By David Kane
As 2012 draws to a close, tennis fans feel a distinct sense of divergence on the WTA Tour, as the top women gear up for the Year-End Championships in Istanbul, while the rest give their year one last push in the effort to pick up as many points as possible. While many are looking ahead in anticipation of seeing some of the year’s bigger storylines wrap up, there is still tennis to be played and stories to be told. One such story concerns up-and-coming British talents, Heather Watson and Laura Robson.
Of late, some UK media outlets have errantly spliced the two ladies’ names together, but they are two very different players with contrasting styles. In Watson, one sees the diligent counter-puncher; in Robson, the red-lining aggressor. These two junior Slam champions have seen their careers unfold quite differently since each took the plunge into senior events. In fact, tracking the progress of Great Britain’s top women plays out much like your classic Aesop Fable, “The Tortoise and the Hare.”
The younger Robson perfectly plays the role of the “Hare.” She is the textbook prodigy who has had a career defined by fits and starts, thanks to injuries and inconsistency. In the last few months, she has shown a renewed focus that has allowed her results to transcend even her Twitter ubiquity. Robson still enjoys a considerable amount of internet celebrity; her most recent burst of technological creativity brought the men’s and women’s tours together when she and Canadian Eugenie Bouchard created a video dedicated to the “Gangnam Style” Dance:
These sudden and drastic moves have quickly overshadowed Heather Watson, the patient “Tortoise.” Her rise only appears slower because of its comparative lack of explosiveness. In reality, Watson has been the true pioneer for British women’s tennis for this decade.

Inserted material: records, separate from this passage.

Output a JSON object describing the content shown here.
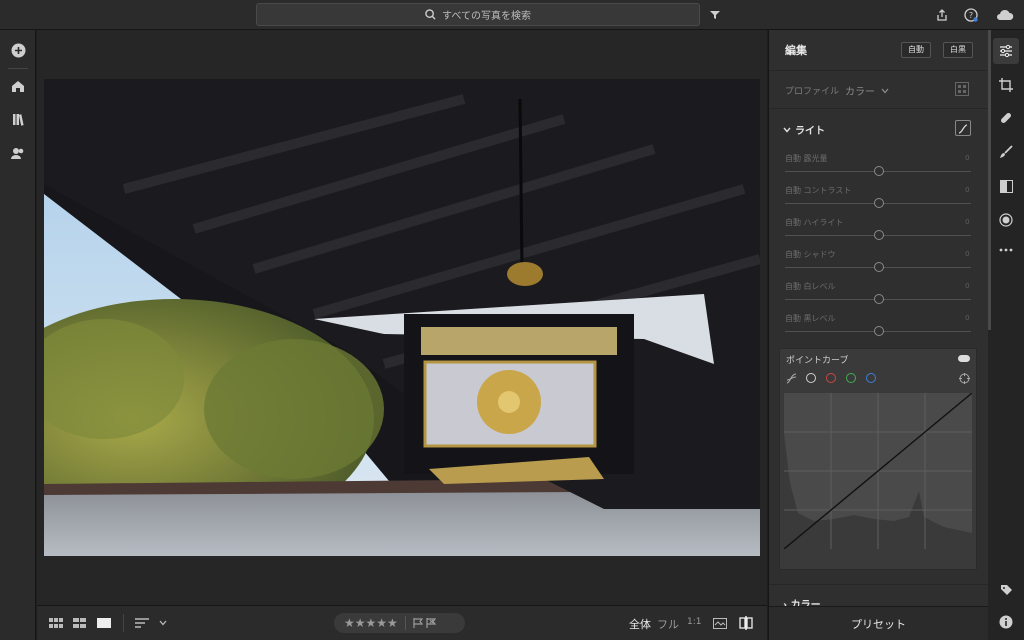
{
  "search": {
    "placeholder": "すべての写真を検索"
  },
  "icons": {
    "search": "search-icon",
    "filter": "filter-icon",
    "share": "share-icon",
    "help": "help-icon",
    "cloud": "cloud-icon",
    "add": "plus-icon",
    "home": "home-icon",
    "library": "library-icon",
    "people": "people-icon"
  },
  "edit_panel": {
    "title": "編集",
    "auto_label": "自動",
    "bw_label": "白黒",
    "profile_label": "プロファイル",
    "profile_value": "カラー",
    "light_section": "ライト",
    "sliders": [
      {
        "label": "自動 露光量",
        "value": "0"
      },
      {
        "label": "自動 コントラスト",
        "value": "0"
      },
      {
        "label": "自動 ハイライト",
        "value": "0"
      },
      {
        "label": "自動 シャドウ",
        "value": "0"
      },
      {
        "label": "自動 白レベル",
        "value": "0"
      },
      {
        "label": "自動 黒レベル",
        "value": "0"
      }
    ],
    "point_curve_title": "ポイントカーブ",
    "color_section": "カラー"
  },
  "bottom_bar": {
    "stars": "★★★★★",
    "zoom_fit": "全体",
    "zoom_fill": "フル",
    "zoom_1to1": "1:1"
  },
  "presets_label": "プリセット",
  "colors": {
    "accent": "#e8e8e8",
    "red": "#d04545",
    "green": "#3fae4f",
    "blue": "#3f7fd6"
  }
}
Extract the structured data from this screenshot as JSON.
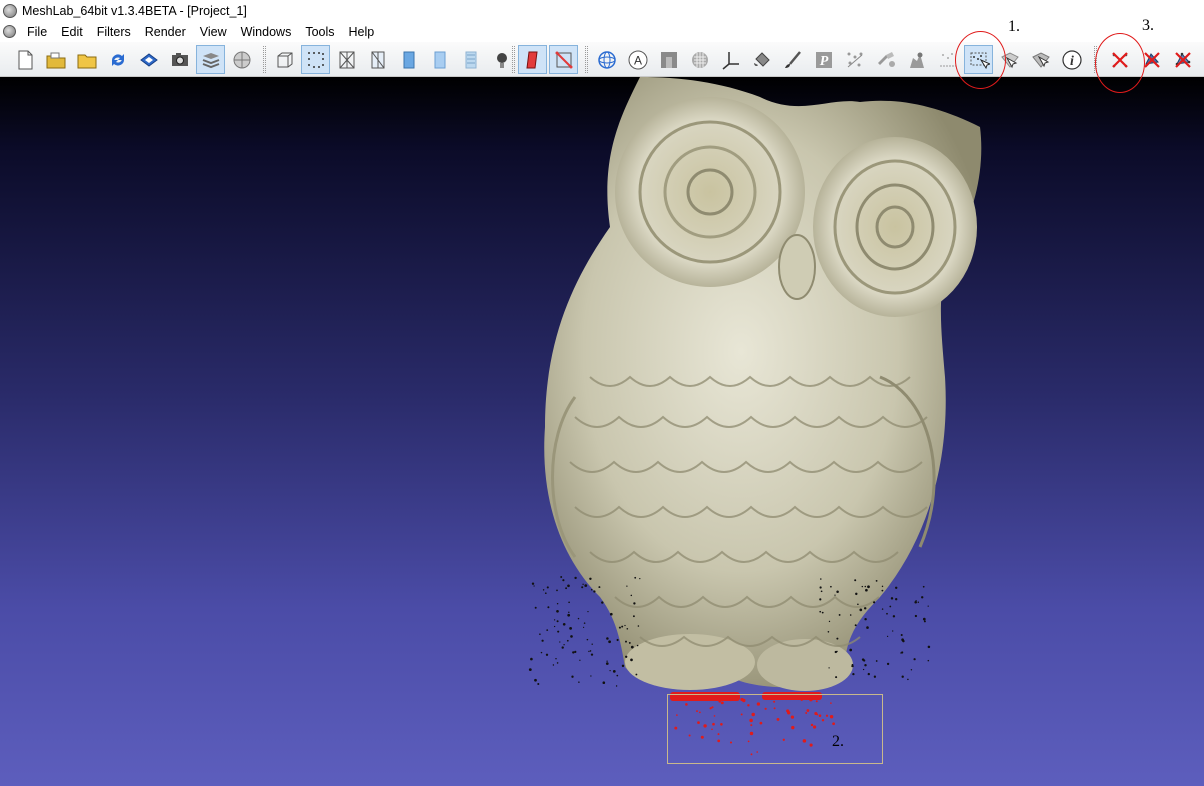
{
  "window": {
    "title": "MeshLab_64bit v1.3.4BETA - [Project_1]"
  },
  "menu": [
    {
      "id": "file",
      "label": "File"
    },
    {
      "id": "edit",
      "label": "Edit"
    },
    {
      "id": "filters",
      "label": "Filters"
    },
    {
      "id": "render",
      "label": "Render"
    },
    {
      "id": "view",
      "label": "View"
    },
    {
      "id": "windows",
      "label": "Windows"
    },
    {
      "id": "tools",
      "label": "Tools"
    },
    {
      "id": "help",
      "label": "Help"
    }
  ],
  "toolbar": {
    "icons": [
      "new-project-icon",
      "open-project-icon",
      "open-mesh-icon",
      "reload-icon",
      "save-icon",
      "snapshot-icon",
      "layers-icon",
      "decorate-icon",
      "bbox-icon",
      "points-icon",
      "wireframe-icon",
      "hidden-lines-icon",
      "flat-icon",
      "smooth-icon",
      "texture-icon",
      "light-icon",
      "backface-icon",
      "select-faces-icon",
      "trackball-icon",
      "annotation-icon",
      "raster-icon",
      "texture-param-icon",
      "measure-axes-icon",
      "paint-bucket-icon",
      "brush-icon",
      "pickpoints-icon",
      "align-icon",
      "manipulator-icon",
      "quality-map-icon",
      "reference-icon",
      "select-vertices-icon",
      "select-connected-icon",
      "select-z-icon",
      "info-icon",
      "delete-vertices-icon",
      "delete-faces-icon",
      "delete-faces-vertices-icon"
    ],
    "active": [
      "layers-icon",
      "points-icon",
      "backface-icon",
      "select-faces-icon",
      "select-vertices-icon"
    ]
  },
  "annotations": {
    "label_1": "1.",
    "label_2": "2.",
    "label_3": "3.",
    "color": "#e01b1b"
  }
}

After all, it was Watson who was the first British woman into the second round of the French Open since 1994, and the first to the third round of Wimbledon since 2002. She broke into the top 100 before Robson, and even pushed Maria Sharapova to three sets at the 2011 US Open. However, as is often the case in tennis, one big result can often do twice as much as one hundred smaller ones. Before this week, it was Robson who peaked the highest, and on the biggest stages, making her the household name both arguably deserve to be.
So when both were entered into the Osaka draw, no one was looking at the unseeded Watson, who upset Anabel Medina Garrigues en route to the quarterfinals. Instead, all eyes were on the eighth-seeded Robson, who was a match away from a rematch with US Open conqueror Sam Stosur. In a surprising reversal, the “Hare” stalled in a three-set loss to Chang Kai-Chen, and it was the Tortoise who found herself winning her way to her first WTA final, the very achievement Robson earned a few weeks earlier in Guangzhou.
This time, however, it was Watson who went one better, and even injected a dose of seemingly absent excitement to her story as she saved four match points (after serving for the match herself in the second set) to defeat Chang for the first WTA title won by a British woman since 1988.
A fairly extreme analogy, to be sure; this week neither spells the end for the rising Robson, nor does it predict a dramatic surge from Watson that would outstrip her more naturally talented rival. Instead, let it serve as an important reminder that Aesop’s moral still rings true, that sometimes “slow and steady wins the race.”